Certainly, there can be a gross-out factor when you’re rifling through castoffs from a stranger’s wardrobe. You may find yourself wondering if someone actually died while wearing the estate sale bargain you just nabbed. But overall (pun intended) sifting through those mountains of fabric will be worth it. I once scored a pristine, crushed-velvet smoking jacket from the 1950s. Rendered in Heff-worthy deep purple, it fits like a glove. A real keeper. Just add cigar and snifter of brandy. Another time I picked up a circa 1960 studded motorcycle jacket with the shadow of a bike gang patch on the back. This once maligned sort of garment is now celebrated as being a culturally significant symbol, as we saw with the popular exhibit at the Glenbow Museum called Worn to be Wild: The Black Leather Jacket.
Keep in mind the key elements of scarcity, condition and demand. All of these factors work together to kick-up the value of any collectible. In the case of Warner jeans there was a verifiable backstory that came with them: Warner himself was a well-known rootin’ tootin’ legend before the west was won. This object history, or provenance as it is also known, is a strong indicator that the wonders you’re collecting will prove to be a wise investment in the future. Never underestimate the value of a good story.
The provenance of celebrated Sioux chief Black Bird’s war shirt is even more interesting.
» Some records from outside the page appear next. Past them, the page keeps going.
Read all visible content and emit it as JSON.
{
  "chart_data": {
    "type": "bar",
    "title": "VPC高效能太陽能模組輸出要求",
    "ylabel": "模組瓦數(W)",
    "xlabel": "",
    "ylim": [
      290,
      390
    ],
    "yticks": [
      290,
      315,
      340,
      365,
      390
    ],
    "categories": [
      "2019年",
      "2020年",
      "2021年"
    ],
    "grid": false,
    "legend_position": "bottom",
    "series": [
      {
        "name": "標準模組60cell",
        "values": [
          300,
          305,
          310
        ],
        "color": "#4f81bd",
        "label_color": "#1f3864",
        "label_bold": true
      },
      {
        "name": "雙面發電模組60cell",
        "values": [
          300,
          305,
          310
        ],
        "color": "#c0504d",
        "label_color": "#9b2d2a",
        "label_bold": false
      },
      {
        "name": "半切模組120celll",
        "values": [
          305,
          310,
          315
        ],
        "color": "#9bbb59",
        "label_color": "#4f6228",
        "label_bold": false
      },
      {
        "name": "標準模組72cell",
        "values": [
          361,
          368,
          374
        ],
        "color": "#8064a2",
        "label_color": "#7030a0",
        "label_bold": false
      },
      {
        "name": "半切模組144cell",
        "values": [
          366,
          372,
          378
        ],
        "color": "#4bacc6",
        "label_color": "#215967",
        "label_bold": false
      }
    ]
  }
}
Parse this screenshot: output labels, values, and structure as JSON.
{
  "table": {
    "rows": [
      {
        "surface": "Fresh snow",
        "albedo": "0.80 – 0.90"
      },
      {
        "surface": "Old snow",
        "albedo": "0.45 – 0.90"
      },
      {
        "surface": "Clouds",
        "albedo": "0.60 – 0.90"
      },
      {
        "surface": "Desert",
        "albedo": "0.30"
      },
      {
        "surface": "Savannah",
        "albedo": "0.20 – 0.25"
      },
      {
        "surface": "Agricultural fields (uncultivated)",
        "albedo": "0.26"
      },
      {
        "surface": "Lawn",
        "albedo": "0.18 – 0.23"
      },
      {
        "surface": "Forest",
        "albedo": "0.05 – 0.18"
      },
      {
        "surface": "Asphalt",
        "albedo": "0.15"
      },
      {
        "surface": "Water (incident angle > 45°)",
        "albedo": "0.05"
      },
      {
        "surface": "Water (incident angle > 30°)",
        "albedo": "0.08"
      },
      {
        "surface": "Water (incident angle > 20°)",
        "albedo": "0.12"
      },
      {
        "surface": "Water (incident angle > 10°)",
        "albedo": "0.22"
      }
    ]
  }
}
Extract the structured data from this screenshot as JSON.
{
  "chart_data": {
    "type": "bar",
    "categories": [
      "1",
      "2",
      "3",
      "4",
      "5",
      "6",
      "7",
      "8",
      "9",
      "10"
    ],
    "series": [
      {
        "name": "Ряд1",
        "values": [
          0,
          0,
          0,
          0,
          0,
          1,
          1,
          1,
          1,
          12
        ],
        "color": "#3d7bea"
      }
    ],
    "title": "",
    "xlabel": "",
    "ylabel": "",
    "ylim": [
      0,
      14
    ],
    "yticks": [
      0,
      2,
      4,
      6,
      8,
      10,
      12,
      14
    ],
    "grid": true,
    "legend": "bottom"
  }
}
Selling at auction in 2011 for 2.8 million US, it was worn in the Great Sioux War of 1876 and likely at the battle of Little Big Horn, too. The fringes on the arms and shoulders are made of the hair of those who died in battle. There’s a more-or-less traceable line of ownership from when Black Bird worked with a touring wild west show in the early 1900s. Four rare photos of the Chief wearing the shirt remain, so its authenticity is unquestionable. Despite the museum-calibre backstory, it remains debatable where the shirt really belongs. War shirts were considered to have the power to deflect bullets and many Oglala Sioux, from whom the shirt originated, believe it has its own spirit and should never be bought or sold. No matter what your opinions are on the ethics of ownership, nothing reflects the personal side of cultural and social trends quite like fashion. And, what better way to wear your love of collecting on your sleeve?